Sunday, April 18, 2010

Oldies But Goodies

After reading the Newbery books and talking with Sarah we realized that some, including she and I, have probably missed out on reading some of those "Oldies but Goodies" books. You know, those books that have been around for a good long while. Those books that have consistently been checked out from the library for many many years because they are that good.

As a result of being a little quirky ourselves, we have decided that we'd give y'all a choice between 3 classic books that have a little bit of quirkiness to them.

A Wrinkle in Time by Madeleine L'Engle

This book, as you probably noticed in When You Reach Me, is referenced in many books. It is one of the first soft Sci-Fi type of books for children published way back in 1962. It actually won the Newbery, and when you read the book you will realize why. The main characters, 3 children, are dealing with time and space travel in an adventure to save their father and much more. This is the first book in a series of four known as the Time Quartet. If this is the lucky book you decided to read, you will not be disappointed. You will most likely be glad that you have finally read this classic book that has been referenced in more books than you will ever realize.

The Giver by Lois Lowry

If the last time you read this book was in middle school or high school, or if you haven't read the book at all, it is time you read it.

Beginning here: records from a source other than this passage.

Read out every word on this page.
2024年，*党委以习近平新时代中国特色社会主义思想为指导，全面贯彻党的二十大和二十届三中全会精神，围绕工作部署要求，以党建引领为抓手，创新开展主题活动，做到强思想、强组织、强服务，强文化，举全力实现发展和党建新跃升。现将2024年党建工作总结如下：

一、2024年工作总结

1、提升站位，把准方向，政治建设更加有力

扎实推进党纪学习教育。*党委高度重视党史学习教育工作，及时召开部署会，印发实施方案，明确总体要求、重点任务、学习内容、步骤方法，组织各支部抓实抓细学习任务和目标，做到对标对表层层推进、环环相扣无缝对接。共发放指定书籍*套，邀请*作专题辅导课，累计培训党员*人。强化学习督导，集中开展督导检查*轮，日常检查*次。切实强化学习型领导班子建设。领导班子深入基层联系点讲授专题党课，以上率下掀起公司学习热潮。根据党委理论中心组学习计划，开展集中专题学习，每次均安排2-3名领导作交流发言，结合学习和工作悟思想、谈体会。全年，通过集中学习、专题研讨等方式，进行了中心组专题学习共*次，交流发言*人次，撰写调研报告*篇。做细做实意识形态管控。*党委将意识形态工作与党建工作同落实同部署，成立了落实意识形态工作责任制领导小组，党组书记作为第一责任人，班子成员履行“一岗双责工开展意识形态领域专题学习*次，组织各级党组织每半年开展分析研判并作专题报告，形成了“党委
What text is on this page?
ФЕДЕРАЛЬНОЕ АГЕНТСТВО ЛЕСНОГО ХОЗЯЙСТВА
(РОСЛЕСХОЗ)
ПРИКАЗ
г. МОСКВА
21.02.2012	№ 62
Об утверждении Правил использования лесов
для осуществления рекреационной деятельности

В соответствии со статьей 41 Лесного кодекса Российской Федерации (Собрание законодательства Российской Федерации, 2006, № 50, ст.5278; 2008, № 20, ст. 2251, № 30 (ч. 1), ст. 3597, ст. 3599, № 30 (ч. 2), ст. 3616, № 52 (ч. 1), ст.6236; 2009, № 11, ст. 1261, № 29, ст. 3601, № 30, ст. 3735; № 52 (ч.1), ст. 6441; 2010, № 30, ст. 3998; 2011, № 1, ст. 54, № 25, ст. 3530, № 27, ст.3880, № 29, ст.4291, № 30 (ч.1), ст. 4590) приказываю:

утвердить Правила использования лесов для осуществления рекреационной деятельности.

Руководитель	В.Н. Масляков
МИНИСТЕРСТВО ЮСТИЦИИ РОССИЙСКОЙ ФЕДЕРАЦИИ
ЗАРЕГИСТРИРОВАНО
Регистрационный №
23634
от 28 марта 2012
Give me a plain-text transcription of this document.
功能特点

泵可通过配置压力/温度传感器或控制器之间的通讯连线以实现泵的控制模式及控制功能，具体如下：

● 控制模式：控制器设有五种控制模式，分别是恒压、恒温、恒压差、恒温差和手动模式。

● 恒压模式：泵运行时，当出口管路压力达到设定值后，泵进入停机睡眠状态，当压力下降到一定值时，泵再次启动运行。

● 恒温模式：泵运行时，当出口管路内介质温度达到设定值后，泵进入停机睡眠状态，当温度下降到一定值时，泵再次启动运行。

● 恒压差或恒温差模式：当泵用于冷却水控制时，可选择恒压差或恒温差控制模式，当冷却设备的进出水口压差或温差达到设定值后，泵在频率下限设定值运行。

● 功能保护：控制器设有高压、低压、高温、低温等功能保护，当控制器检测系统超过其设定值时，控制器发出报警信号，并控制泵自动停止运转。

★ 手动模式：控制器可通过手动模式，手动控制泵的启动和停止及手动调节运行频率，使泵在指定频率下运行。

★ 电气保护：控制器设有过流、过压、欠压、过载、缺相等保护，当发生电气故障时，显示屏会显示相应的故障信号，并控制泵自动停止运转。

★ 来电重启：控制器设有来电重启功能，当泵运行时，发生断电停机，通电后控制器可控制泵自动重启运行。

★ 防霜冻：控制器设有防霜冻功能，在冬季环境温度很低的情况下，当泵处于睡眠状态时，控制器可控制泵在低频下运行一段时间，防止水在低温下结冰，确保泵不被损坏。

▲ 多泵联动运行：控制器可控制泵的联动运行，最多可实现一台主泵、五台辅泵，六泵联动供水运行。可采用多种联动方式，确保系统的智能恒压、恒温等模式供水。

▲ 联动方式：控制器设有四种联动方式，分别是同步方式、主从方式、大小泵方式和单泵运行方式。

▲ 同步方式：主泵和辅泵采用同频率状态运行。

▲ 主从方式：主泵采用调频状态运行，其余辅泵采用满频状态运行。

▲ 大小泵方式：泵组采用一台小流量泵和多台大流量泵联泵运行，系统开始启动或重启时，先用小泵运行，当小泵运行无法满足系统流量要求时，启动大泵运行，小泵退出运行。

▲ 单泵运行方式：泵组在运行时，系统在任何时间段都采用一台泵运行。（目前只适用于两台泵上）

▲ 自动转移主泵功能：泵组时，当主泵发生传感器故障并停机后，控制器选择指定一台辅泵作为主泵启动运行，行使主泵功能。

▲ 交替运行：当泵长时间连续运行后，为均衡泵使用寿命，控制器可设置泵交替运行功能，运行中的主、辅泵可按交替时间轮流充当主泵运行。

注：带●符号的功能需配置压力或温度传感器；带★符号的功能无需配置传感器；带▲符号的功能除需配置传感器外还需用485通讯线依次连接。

The Giver is a book that is set in the future in a Utopian type of society. You will be so intrigued the entire time you are reading this book, it will cause you to want to keep turning it's pages. It is a short book, but a fabulous story with a complex and fascinating theme. This book also won the Newbery in 1994, though it has been controversial.

From the Mixed-Up Files of Mrs. Basil E. Frankweiler by E.L. Konigsburg

This fabulous book, another Newbery winner, is an enjoyable read. It keeps you intrigued throughout by highlighting the adventure and mystery Claudia and James have while living in the Metropolitan Museum of Art in NYC. They become fascinated with the history/mystery of an Angel statue Michelangelo might have crafted. Now, if you haven't read this book check it out from the library. It is another oldie but goodie that everyone should read.

Choose one or all of these to read. They are quick reads that you will enjoy and yet become a little more well versed with the children's classics. Enjoy these "Oldies but Goodies!"


  1. The Giver by Lois Lowry

    The last time I read this book I was in 8th or 9th grade. I actually couldn’t really remember any details about the book. After reading it, I am glad I read it again. The Giver is a book that caused the emotions of sadness, shock, and happiness. It also caused me to be curious about what was going to happen next, and it caused me to think a little deeper about our society. It was a short quick read, that I truly enjoyed on many levels. I can clearly tell why this book won they Newbery Medal. If you have not read it, or if it has been awhile, pick it up again. I was talking to someone the other day, and they said they didn’t like it when they were in school. I wonder if it is one of those books that you appreciate much more when you are older and think at a different and deeper level. Just a thought… what did you think?

  2. The Giver: Why I Don't Like It (and why I do):
    As a kid, I had the same like-dislike relationship with The Giver as I do now, for pretty much the same reasons--although I'm better able to articulate those reasons now. I like the fact that The Giver has a deeper message that even young children can understand. This is not a book with one message for kids and one for adults. That being said, I feel like the message is the only thing this book has going for it. I didn't find a single sympathetic character in this whole book! Even the main character is a little bit boring. I know that the author didn't make the characters colorful and interesting on purpose... and it serves the whole idea... but that doesn't change the fact that they're boring. Speaking to the point about not liking it as a kid, I think I felt really irritated by how much adults liked/wanted me to like this book. Sometimes that can scare kids off, I think, because it seems like the book isn't really for kids.

    I read A Wrinkle in Time for the first time and I really loved it. I was very surprised by it; it wasn't what I expected. I'm glad I didn't read it as a kid though because I think it would have confused/irritated me.

    I will ALWAYS love the Mixed Up Files and still dream about living in a museum.